Gesamtüberleben unabhängig von Krebs: Auch beim Darmkrebs-Screening ist der Effekt auf das Gesamtüberleben weniger klar. Zwar können präventive Eingriffe, wie das Entfernen von Polypen, Krebs verhindern, aber die Auswirkungen auf das Gesamtüberleben sind oft von anderen Faktoren wie Begleiterkrankungen und möglichen Komplikationen der Eingriffe abhängig. Lead-Time- und Length-Time-Biases können die Statistiken ebenfalls beeinflussen, und das Risiko unnötiger Behandlungen muss berücksichtigt werden.
Allgemeine Beobachtungen:
Wirksamkeit des Screenings: Sowohl Brust- als auch Darmkrebs-Screenings tragen nachweislich zur Verbesserung der Überlebensrate bei der Bevölkerung bei, die diese Untersuchungen durchführt. Diese Vorteile müssen jedoch gegen die potenziellen Risiken abgewogen werden, wie z.B. Überdiagnosen, unnötige Behandlungen durch falsch positive Ergebnisse und Risiken, die mit den Untersuchungsverfahren selbst verbunden sind.
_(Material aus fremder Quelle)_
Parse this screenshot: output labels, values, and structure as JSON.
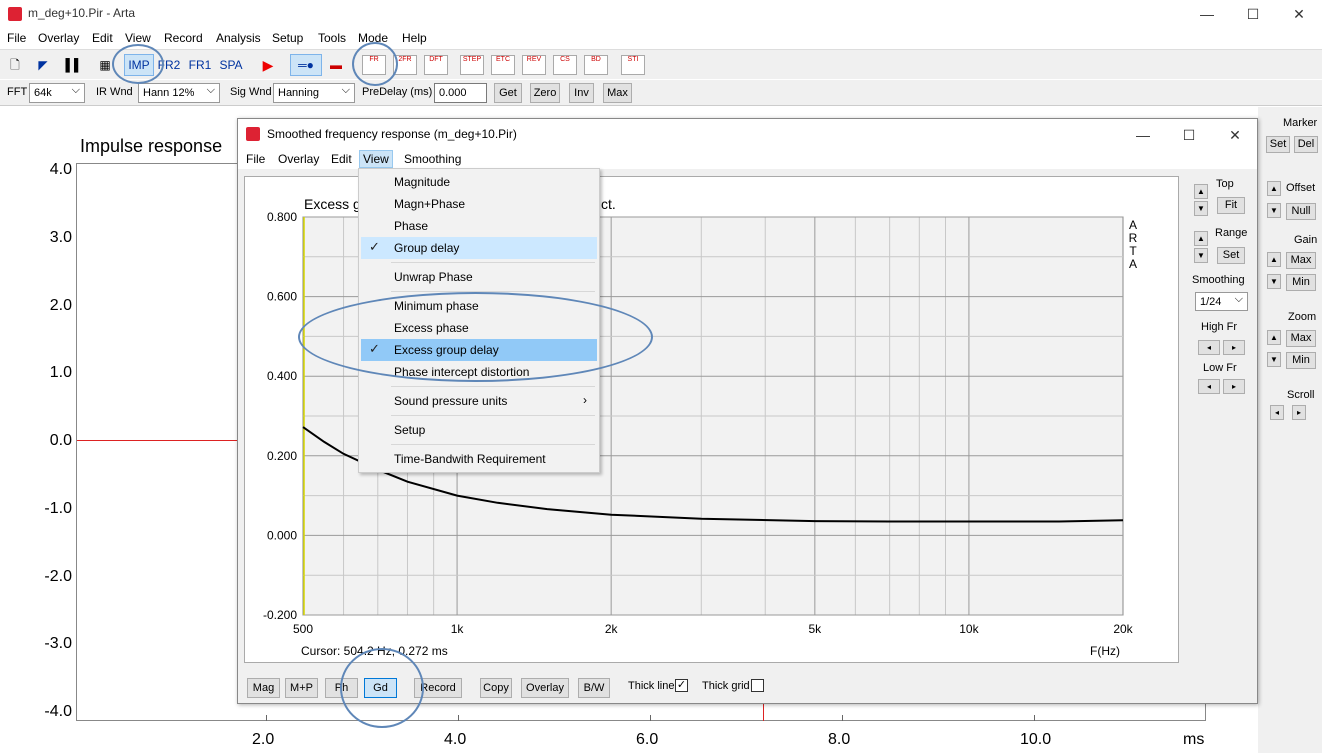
{
  "app": {
    "title": "m_deg+10.Pir - Arta",
    "window_controls": [
      "—",
      "☐",
      "✕"
    ]
  },
  "menubar": [
    "File",
    "Overlay",
    "Edit",
    "View",
    "Record",
    "Analysis",
    "Setup",
    "Tools",
    "Mode",
    "Help"
  ],
  "toolbar1": {
    "mode_buttons": [
      "IMP",
      "FR2",
      "FR1",
      "SPA"
    ],
    "active_mode": "IMP",
    "icon_buttons": [
      "FR",
      "2FR",
      "DFT",
      "STEP",
      "ETC",
      "REV",
      "CS",
      "BD",
      "STI"
    ]
  },
  "toolbar2": {
    "fft_label": "FFT",
    "fft_value": "64k",
    "irwnd_label": "IR Wnd",
    "irwnd_value": "Hann 12%",
    "sigwnd_label": "Sig Wnd",
    "sigwnd_value": "Hanning",
    "predelay_label": "PreDelay (ms)",
    "predelay_value": "0.000",
    "buttons": [
      "Get",
      "Zero",
      "Inv",
      "Max"
    ]
  },
  "main_plot": {
    "title": "Impulse response",
    "y_ticks": [
      "4.0",
      "3.0",
      "2.0",
      "1.0",
      "0.0",
      "-1.0",
      "-2.0",
      "-3.0",
      "-4.0"
    ],
    "x_ticks": [
      "2.0",
      "4.0",
      "6.0",
      "8.0",
      "10.0"
    ],
    "x_unit": "ms"
  },
  "right_panel": {
    "marker_label": "Marker",
    "marker_set": "Set",
    "marker_del": "Del",
    "offset_label": "Offset",
    "offset_null": "Null",
    "gain_label": "Gain",
    "gain_max": "Max",
    "gain_min": "Min",
    "zoom_label": "Zoom",
    "zoom_max": "Max",
    "zoom_min": "Min",
    "scroll_label": "Scroll"
  },
  "child_window": {
    "title": "Smoothed frequency response (m_deg+10.Pir)",
    "menu": [
      "File",
      "Overlay",
      "Edit",
      "View",
      "Smoothing"
    ],
    "open_menu": "View",
    "plot_title_left": "Excess g",
    "plot_title_right": "ct.",
    "arta_vertical": [
      "A",
      "R",
      "T",
      "A"
    ],
    "cursor_text": "Cursor: 504.2 Hz, 0.272 ms",
    "x_unit": "F(Hz)",
    "side": {
      "top_label": "Top",
      "top_fit": "Fit",
      "range_label": "Range",
      "range_set": "Set",
      "smoothing_label": "Smoothing",
      "smoothing_value": "1/24",
      "highfr_label": "High Fr",
      "lowfr_label": "Low Fr"
    },
    "bottom_buttons": [
      "Mag",
      "M+P",
      "Ph",
      "Gd",
      "Record",
      "Copy",
      "Overlay",
      "B/W"
    ],
    "active_bottom": "Gd",
    "thick_line_label": "Thick line",
    "thick_line_checked": true,
    "thick_grid_label": "Thick grid",
    "thick_grid_checked": false
  },
  "view_menu": {
    "items": [
      {
        "label": "Magnitude",
        "checked": false
      },
      {
        "label": "Magn+Phase",
        "checked": false
      },
      {
        "label": "Phase",
        "checked": false
      },
      {
        "label": "Group delay",
        "checked": true
      },
      {
        "label": "Unwrap Phase",
        "checked": false
      },
      {
        "label": "Minimum phase",
        "checked": false
      },
      {
        "label": "Excess phase",
        "checked": false
      },
      {
        "label": "Excess group delay",
        "checked": true,
        "highlighted": true
      },
      {
        "label": "Phase intercept distortion",
        "checked": false
      },
      {
        "label": "Sound pressure units",
        "checked": false,
        "submenu": true
      },
      {
        "label": "Setup",
        "checked": false
      },
      {
        "label": "Time-Bandwith Requirement",
        "checked": false
      }
    ]
  },
  "chart_data": {
    "type": "line",
    "title": "",
    "xlabel": "F(Hz)",
    "ylabel": "",
    "x_scale": "log",
    "xlim": [
      500,
      20000
    ],
    "ylim": [
      -0.2,
      0.8
    ],
    "y_ticks": [
      "0.800",
      "0.600",
      "0.400",
      "0.200",
      "0.000",
      "-0.200"
    ],
    "x_ticks": [
      "500",
      "1k",
      "2k",
      "5k",
      "10k",
      "20k"
    ],
    "grid": true,
    "series": [
      {
        "x": [
          500,
          550,
          600,
          700,
          800,
          1000,
          1200,
          1500,
          2000,
          3000,
          5000,
          7000,
          10000,
          15000,
          20000
        ],
        "y": [
          0.272,
          0.235,
          0.205,
          0.165,
          0.135,
          0.1,
          0.082,
          0.066,
          0.052,
          0.042,
          0.036,
          0.035,
          0.035,
          0.035,
          0.038
        ]
      }
    ]
  }
}
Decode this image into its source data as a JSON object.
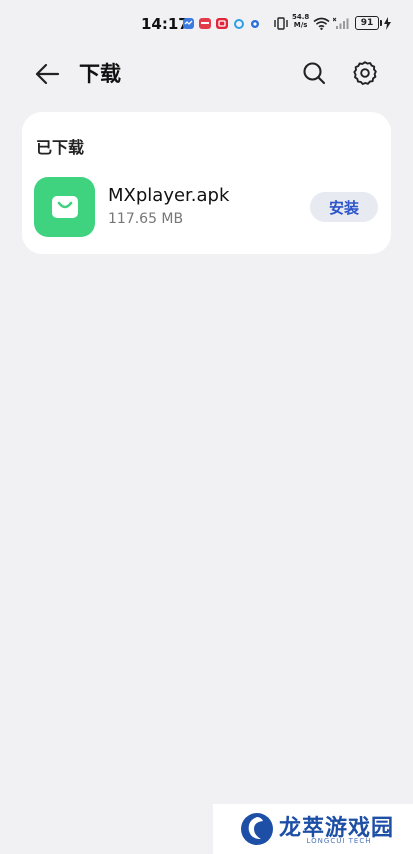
{
  "status_bar": {
    "time": "14:17",
    "net_speed_value": "54.8",
    "net_speed_unit": "M/s",
    "battery": "91"
  },
  "header": {
    "title": "下载"
  },
  "downloads": {
    "section_title": "已下载",
    "items": [
      {
        "name": "MXplayer.apk",
        "size": "117.65 MB",
        "action": "安装",
        "icon_color": "#3fd27f"
      }
    ]
  },
  "watermark": {
    "text": "龙萃游戏园",
    "subtext": "LONGCUI TECH"
  },
  "colors": {
    "background": "#f1f1f3",
    "accent": "#2b55c9",
    "app_icon": "#3fd27f"
  }
}
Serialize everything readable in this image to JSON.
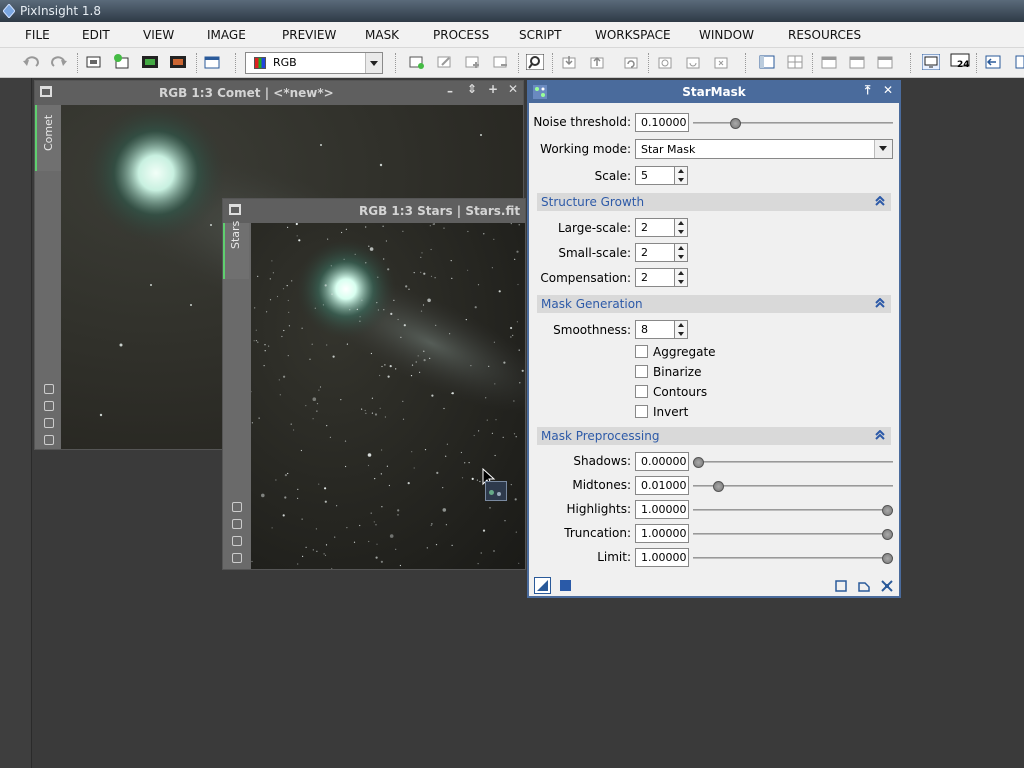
{
  "app": {
    "title": "PixInsight 1.8"
  },
  "menu": [
    "FILE",
    "EDIT",
    "VIEW",
    "IMAGE",
    "PREVIEW",
    "MASK",
    "PROCESS",
    "SCRIPT",
    "WORKSPACE",
    "WINDOW",
    "RESOURCES"
  ],
  "toolbar": {
    "channel_value": "RGB",
    "zoom_badge": "24"
  },
  "windows": {
    "comet": {
      "title": "RGB 1:3 Comet | <*new*>",
      "tab": "Comet"
    },
    "stars": {
      "title": "RGB 1:3 Stars | Stars.fit",
      "tab": "Stars"
    }
  },
  "starmask": {
    "title": "StarMask",
    "noise_threshold": {
      "label": "Noise threshold:",
      "value": "0.10000",
      "level": 0.1
    },
    "working_mode": {
      "label": "Working mode:",
      "value": "Star Mask"
    },
    "scale": {
      "label": "Scale:",
      "value": "5"
    },
    "structure_growth": {
      "header": "Structure Growth",
      "large_scale": {
        "label": "Large-scale:",
        "value": "2"
      },
      "small_scale": {
        "label": "Small-scale:",
        "value": "2"
      },
      "compensation": {
        "label": "Compensation:",
        "value": "2"
      }
    },
    "mask_generation": {
      "header": "Mask Generation",
      "smoothness": {
        "label": "Smoothness:",
        "value": "8"
      },
      "aggregate": {
        "label": "Aggregate",
        "checked": false
      },
      "binarize": {
        "label": "Binarize",
        "checked": false
      },
      "contours": {
        "label": "Contours",
        "checked": false
      },
      "invert": {
        "label": "Invert",
        "checked": false
      }
    },
    "mask_preprocessing": {
      "header": "Mask Preprocessing",
      "shadows": {
        "label": "Shadows:",
        "value": "0.00000",
        "level": 0.0
      },
      "midtones": {
        "label": "Midtones:",
        "value": "0.01000",
        "level": 0.01
      },
      "highlights": {
        "label": "Highlights:",
        "value": "1.00000",
        "level": 1.0
      },
      "truncation": {
        "label": "Truncation:",
        "value": "1.00000",
        "level": 1.0
      },
      "limit": {
        "label": "Limit:",
        "value": "1.00000",
        "level": 1.0
      }
    }
  },
  "colors": {
    "panel_accent": "#4a6b9c",
    "section_text": "#2d5aa8",
    "view_tab_accent": "#5fcf6f"
  }
}
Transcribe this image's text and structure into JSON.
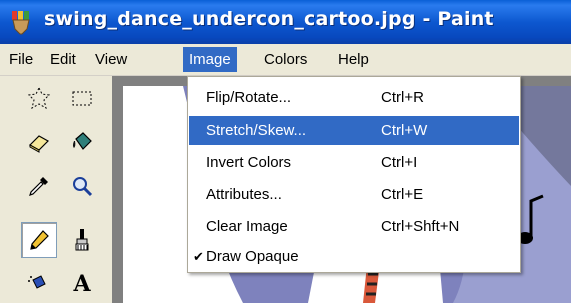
{
  "window": {
    "title": "swing_dance_undercon_cartoo.jpg - Paint",
    "app_icon": "paint-brush-icon"
  },
  "menubar": {
    "items": [
      {
        "label": "File"
      },
      {
        "label": "Edit"
      },
      {
        "label": "View"
      },
      {
        "label": "Image",
        "active": true
      },
      {
        "label": "Colors"
      },
      {
        "label": "Help"
      }
    ]
  },
  "image_menu": {
    "items": [
      {
        "label": "Flip/Rotate...",
        "shortcut": "Ctrl+R"
      },
      {
        "label": "Stretch/Skew...",
        "shortcut": "Ctrl+W",
        "highlighted": true
      },
      {
        "label": "Invert Colors",
        "shortcut": "Ctrl+I"
      },
      {
        "label": "Attributes...",
        "shortcut": "Ctrl+E"
      },
      {
        "label": "Clear Image",
        "shortcut": "Ctrl+Shft+N"
      },
      {
        "label": "Draw Opaque",
        "checked": true,
        "check_mark": "✔"
      }
    ]
  },
  "toolbox": {
    "tools": [
      {
        "name": "free-form-select-icon"
      },
      {
        "name": "rect-select-icon"
      },
      {
        "name": "eraser-icon"
      },
      {
        "name": "fill-bucket-icon"
      },
      {
        "name": "pick-color-icon"
      },
      {
        "name": "magnifier-icon"
      },
      {
        "name": "pencil-icon",
        "pressed": true
      },
      {
        "name": "brush-icon"
      },
      {
        "name": "airbrush-icon"
      },
      {
        "name": "text-icon",
        "glyph": "A"
      }
    ]
  },
  "colors": {
    "titlebar": "#0d58d0",
    "menu_highlight": "#316ac5",
    "chrome": "#ece9d8",
    "canvas_bg": "#808080"
  }
}
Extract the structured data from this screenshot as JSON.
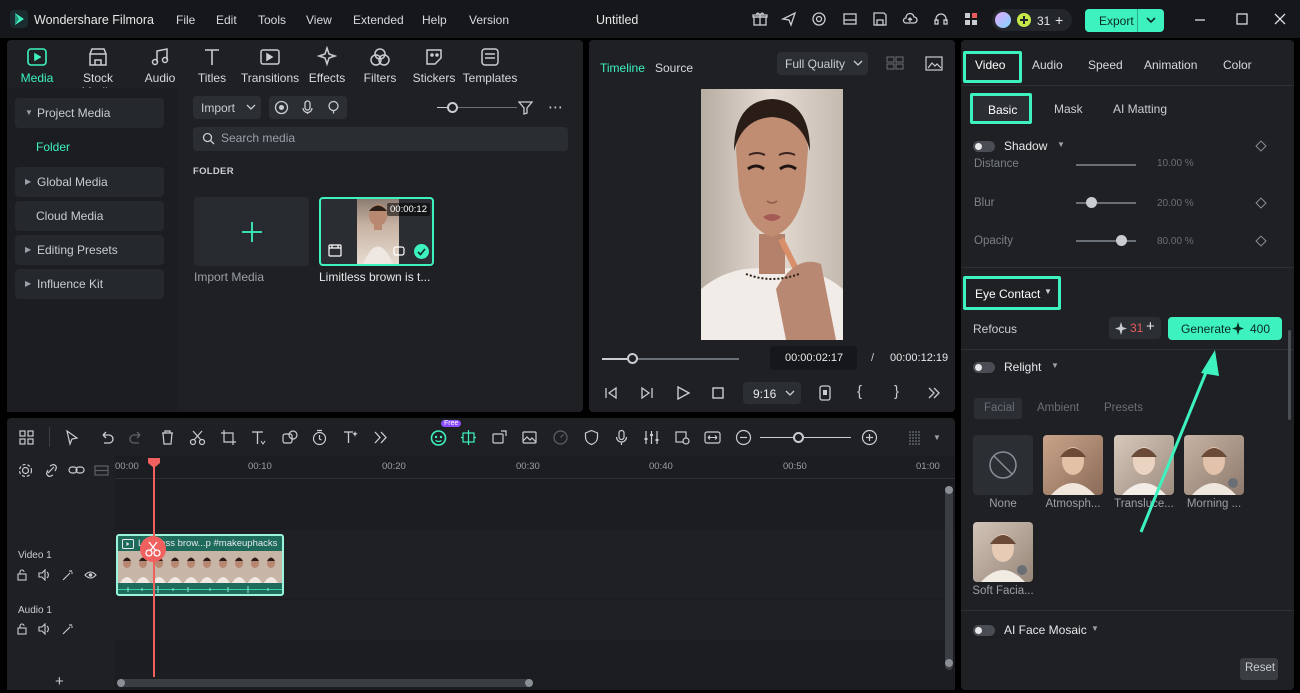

Interpretation der Überlebensraten: Die mit dem Screening verbundenen verbesserten Überlebensraten können durch Biases wie den Lead-Time-Bias (längere Überlebenszeit aufgrund einer früheren Diagnose, ohne dass der Krankheitsverlauf geändert wurde) oder den Length-Time-Bias (Screening entdeckt eher langsamer wachsende Tumore) manchmal irreführend sein.
Auswirkungen im realen Leben: Persönliche Erfahrungen und Berichte zeigen, dass das Screening für manche Menschen lebensrettend war, da der Krebs frühzeitig erkannt wurde. Andere berichten jedoch, dass die fehlende Teilnahme an einem Screening zu schlechteren Ergebnissen geführt hat. Dies verdeutlicht, dass die Effektivität des Screenings individuell unterschiedlich sein kann.
Fazit
Während sowohl das Brust- als auch das Darmkrebs-Screening in zahlreichen Studien mit höheren Überlebensraten und einer geringeren Sterblichkeit in Verbindung gebracht werden, bleibt die Frage, ob diese Untersuchungen für jede einzelne Person zu einer «längeren Gesamtüberlebenszeit» führen, oft differenziert zu betrachten. Der allgemeine Konsens ist, dass regelmäßiges Screening auf Populationsebene einen positiven Beitrag zur Überlebensrate leisten kann, insbesondere durch die Entfernung von Krebsvorstufen beim Darmkrebs-Screening oder durch die frühe Erkennung im Brustkrebs-Screening. Dennoch können individuelle Ergebnisse variieren, und die Diskussion um das Screening umfasst oft auch Überlegungen zur Lebensqualität, das Risiko von Überdiagnosen sowie das Gleichgewicht zwischen Nutzen und Risiken.